Model-based triple materialisation.

I've been playing with a process whereby derived properties are defined  in the Conceptual data model and then materialized in the RDF triple store using a common script.

For example, here is the definition of the seats-won atttribute of the Party entity in the Election model:



 <attribute name="seats-won" type="int" min="0" derived="true">
            <sparql>
                <![CDATA[
select distinct ?party (count(?candidate) as ?seatswon) where {
  ?constituency a :Constituency;
                      :MP ?candidate.
  ?candidate :party ?party. 
      } groupby ?party            
]]>
            </sparql>
            <comment>The number of winning candidates in this party as computed from the raw data</comment>
        </attribute>


The query returns pairs of values: the first is the subject, here the party URI, the second the value of the attribute of that subject, here the number of seats won.  From these pairs we can generate triples of the form

  $subject :seats-won  $value

as RDF and post them back to the triple store.

Generated RDF

Other queries will require some post-processing - to generate the links to TheyWorkForYou site, we define a derived attribute as:



<attribute name="theyworkforyou" type="uri" derived="true">
            <rule>
                <expression>
                    concat(
                         "http://www.theyworkforyou.com/mp/?c=",
                         replace(lower-case("{name}"),' ','_')
                         )
                </expression>
                <param attribute="constituency-name" name="name"/>
            </rule>
</attribute>


Since this is based on the constituency name, we first generate and execute a SPARQL query to get pairs of constituency URIs and names. Local names in the query are sometiimes required because SPARQL names can't have hyphens in them. Then construct and eval an XPath expression to construct the URI to the site for each consttuency. The attribute type is uri (a ref to rdf:resource in the model). Again the resultant RDF can then be posted back to the data store to materialize this derived attribute. 

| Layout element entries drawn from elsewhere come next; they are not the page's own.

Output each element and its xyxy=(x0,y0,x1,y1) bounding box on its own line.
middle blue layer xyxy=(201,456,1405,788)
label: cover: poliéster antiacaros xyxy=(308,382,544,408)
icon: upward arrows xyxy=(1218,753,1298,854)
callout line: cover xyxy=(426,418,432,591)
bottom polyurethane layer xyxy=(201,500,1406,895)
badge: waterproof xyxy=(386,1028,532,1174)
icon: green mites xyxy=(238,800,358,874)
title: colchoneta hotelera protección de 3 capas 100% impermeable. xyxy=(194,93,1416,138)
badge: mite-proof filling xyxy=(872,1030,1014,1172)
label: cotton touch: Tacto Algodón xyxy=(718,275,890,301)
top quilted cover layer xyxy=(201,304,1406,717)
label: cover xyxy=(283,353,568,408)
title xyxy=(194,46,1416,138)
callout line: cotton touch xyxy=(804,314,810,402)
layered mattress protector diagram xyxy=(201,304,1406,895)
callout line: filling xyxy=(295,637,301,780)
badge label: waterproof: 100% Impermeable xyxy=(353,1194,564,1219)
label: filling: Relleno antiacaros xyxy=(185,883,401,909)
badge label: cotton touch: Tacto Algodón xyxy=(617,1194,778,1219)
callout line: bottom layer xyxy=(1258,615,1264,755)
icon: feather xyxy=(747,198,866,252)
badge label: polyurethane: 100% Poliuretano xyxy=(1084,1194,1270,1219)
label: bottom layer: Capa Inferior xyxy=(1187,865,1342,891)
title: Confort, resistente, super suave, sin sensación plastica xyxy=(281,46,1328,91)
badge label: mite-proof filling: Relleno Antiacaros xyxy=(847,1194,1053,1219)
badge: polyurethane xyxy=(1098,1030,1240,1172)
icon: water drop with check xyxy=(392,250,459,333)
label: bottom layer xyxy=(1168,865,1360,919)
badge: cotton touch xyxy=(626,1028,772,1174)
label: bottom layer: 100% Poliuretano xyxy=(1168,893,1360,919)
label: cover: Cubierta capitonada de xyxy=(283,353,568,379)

A benefit of this model-based approach is that the derivation rule for the attribute is explicit and could be applied lazily when generating a view of the resource or, as in this implementation, generated eagerly and materialized into the data store. Eager materialisation will require retraction of the original data set to avoid getting duplicate values for these functional properties.  I think this would be done by retaining the RDF file and then generating a change set to update the Talis store but I havent done that yet.

Later :

This was useful just now when I learnt how to link to the TheyWorkForYou candidate quiz.  I defined the new constituency attribute in the model, generated the RDF and uploaded in a few minutes (including detecting a small bug!)

http://www.cems.uwe.ac.uk/xmlwiki/rdf/Election/UK2010/Constituency/Bristol_West

 http://www.cems.uwe.ac.uk/xmlwiki/rdf/Constituency/Bristol_West  (model revised)